My OPINION is, is that it hasn’t been shown to cause problems and that most of the talk is coming from the environmentalist far left department. I am a strong environmentalist of the middle of the road variety…
Not at all, Bruce. I’m in favor of hydrofracking. I don’t think it is the cause of these health problems.
It seems to me like environmental activists and people who are generally against drilling due to the other negative factors involved (constant loud noise, high traffic, road problems, depopulation of forests, etc.) are attempting to capitalize on the fear and misinformation of American citizens regarding hydraulic fracturing. They’re using it as a platform to gain support for regulation.
As someone who is waiting (3yrs now ) in NY because of the disimformation that the Antis are spreading it is an up hill battle to get drilling going in this state
The question is, are these moratoriums on drilling the best way to handle the risks involved? Or should we assume hydraulic fracturing is innocent of contamination problems until proven guilty?

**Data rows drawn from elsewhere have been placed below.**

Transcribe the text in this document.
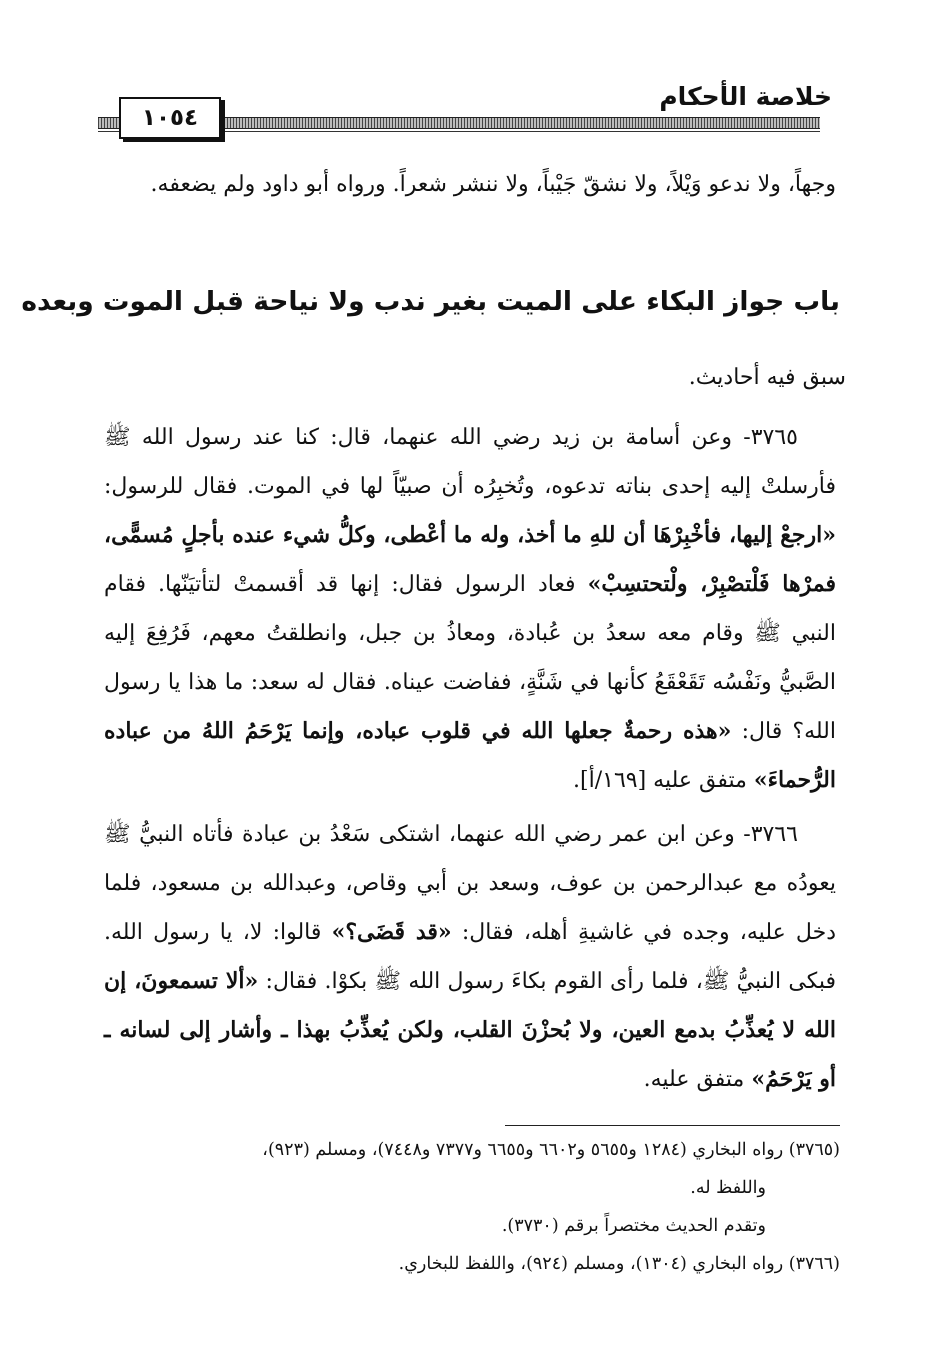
خلاصة الأحكام
١٠٥٤
وجهاً، ولا ندعو وَيْلاً، ولا نشقّ جَيْباً، ولا ننشر شعراً. ورواه أبو داود ولم يضعفه.
باب جواز البكاء على الميت بغير ندب ولا نياحة قبل الموت وبعده
سبق فيه أحاديث.
٣٧٦٥- وعن أسامة بن زيد رضي الله عنهما، قال: كنا عند رسول الله ﷺ فأرسلتْ إليه إحدى بناته تدعوه، وتُخبِرُه أن صبيّاً لها في الموت. فقال للرسول: «ارجعْ إليها، فأخْبِرْهَا أن للهِ ما أخذ، وله ما أعْطى، وكلُّ شيء عنده بأجلٍ مُسمًّى، فمرْها فَلْتصْبِرْ، ولْتحتسِبْ» فعاد الرسول فقال: إنها قد أقسمتْ لتأتيَنّها. فقام النبي ﷺ وقام معه سعدُ بن عُبادة، ومعاذُ بن جبل، وانطلقتُ معهم، فَرُفِعَ إليه الصَّبيُّ ونَفْسُه تَقَعْقَعُ كأنها في شَنَّةٍ، ففاضت عيناه. فقال له سعد: ما هذا يا رسول الله؟ قال: «هذه رحمةٌ جعلها الله في قلوب عباده، وإنما يَرْحَمُ اللهُ من عباده الرُّحماءَ» متفق عليه [١٦٩/أ].
٣٧٦٦- وعن ابن عمر رضي الله عنهما، اشتكى سَعْدُ بن عبادة فأتاه النبيُّ ﷺ يعودُه مع عبدالرحمن بن عوف، وسعد بن أبي وقاص، وعبدالله بن مسعود، فلما دخل عليه، وجده في غاشيةِ أهله، فقال: «قد قَضَى؟» قالوا: لا، يا رسول الله. فبكى النبيُّ ﷺ، فلما رأى القوم بكاءَ رسول الله ﷺ بكوْا. فقال: «ألا تسمعونَ، إن الله لا يُعذِّبُ بدمع العين، ولا بُحزْنَ القلب، ولكن يُعذِّبُ بهذا ـ وأشار إلى لسانه ـ أو يَرْحَمُ» متفق عليه.
(٣٧٦٥) رواه البخاري (١٢٨٤ و٥٦٥٥ و٦٦٠٢ و٦٦٥٥ و٧٣٧٧ و٧٤٤٨)، ومسلم (٩٢٣)،
واللفظ له.
وتقدم الحديث مختصراً برقم (٣٧٣٠).
(٣٧٦٦) رواه البخاري (١٣٠٤)، ومسلم (٩٢٤)، واللفظ للبخاري.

It’s a hard decision, understandably, but in light of how certain gas companies seem to be of the chemicals’ innocence (so certain that they are in favor of more studies), I think that maybe the burden of proof is on the environmental groups who are so insistent that the technique is harmful.
But then again, there are peoples’ lives at stake.
as someone who is dealing with the wait …NO they are not the way …i can look out my back window and PA and i know that they have drilling going on while we wait for studys to be done .there has never been a drilling problem in NY …over 8k wells fracked with no contamation…this is a power play by the state goverment and local also so they can get state and local land signed and force the landowners in with compulsery intergation …local county allready tried with a bad deal and suprisely anti’s and landowner were on the same page …BAD DEAL…
Taylor Dukes said:
The question is, are these moratoriums on drilling the best way to handle the risks involved? Or should we assume hydraulic fracturing is innocent of contamination problems until proven guilty?
It’s a hard decision, understandably, but in light of how certain gas companies seem to be of the chemicals’ innocence (so certain that they are in favor of more studies), I think that maybe the burden of proof is on the environmental groups who are so insistent that the technique is harmful.
But then again, there are peoples’ lives at stake.